- Supreme Court of the United States

Argued October 23, 1916 Decided November 13, 1916
- Full case name: Cross v. United States
- Citations: 242 U.S. 4 (more) 37 S. Ct. 5; 61 L. Ed. 114; 1916 U.S. LEXIS 1569

Case history
- Prior: On appeal from the Court of Claims
- Subsequent: No subsequent appellate history or revisitation.

Holding
- Fees may not rightfully be charged against the United States by a clerk of a federal court for making triplicate copies of declarations of intention, or for attaching the seal of the court thereto. The Naturalization Act, by the express prohibition against additional charges, precludes any right of the clerk which might otherwise exist to charge fees against the United States for the services here in question.

Court membership
- Chief Justice Edward D. White Associate Justices Joseph McKenna · Oliver W. Holmes Jr. William R. Day · Willis Van Devanter Mahlon Pitney · James C. McReynolds Louis Brandeis · John H. Clarke

Case opinion
- Majority: White, joined by Holmes, McKenna, Day, Van Devanter, Pitney, McReynolds, Brandeis, Clarke

Laws applied
- Naturalization Act of 1906, §828 Rev. Stat.
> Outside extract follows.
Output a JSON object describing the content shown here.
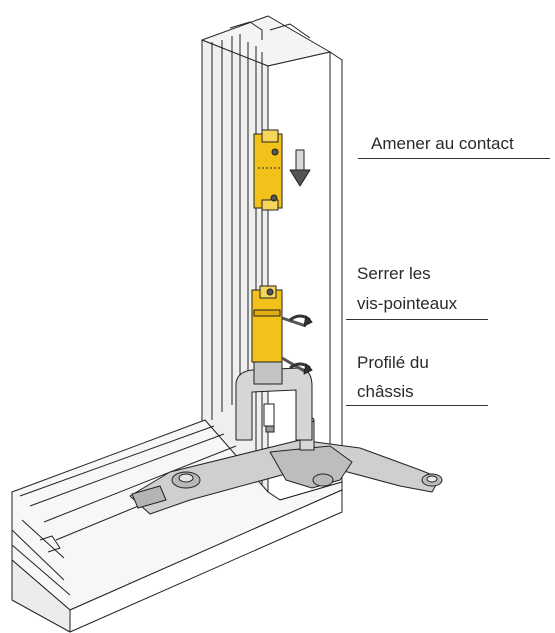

= Cross v. United States (1916) =

Cross v. United States, 242 U.S. 4 (1916), was a United States Supreme Court case regarding remuneration for clerks of the court for the copying and docketing of naturalization claims.

==Prior History==

Appellant Cross, a federal court clerk, filed a claim against the United States to be paid fees for making triplicate copies of original declarations of intention for naturalization and attaching the seal of the court to the same. The United States Court of Claims (then simply the Court of Claims) denied his claim. The clerk appealed.

==Holding==
Justice White wrote the opinion of the court:

A charge by a clerk of a Federal district court of fees for making, on the direction of the Bureau of Immigration and Naturalization, triplicate copies of original declarations of intention for naturalization, and attaching the seal of the court, is not authorized by the general provisions of U. S. Rev. Stat. 828, since if the duty to render such services was expressly commanded by the Naturalization Act of June 29, 1906, the right to charge therefore would be clearly forbidden by the prohibitory provision of §21, such services not having been included in the enumeration of fees in §13.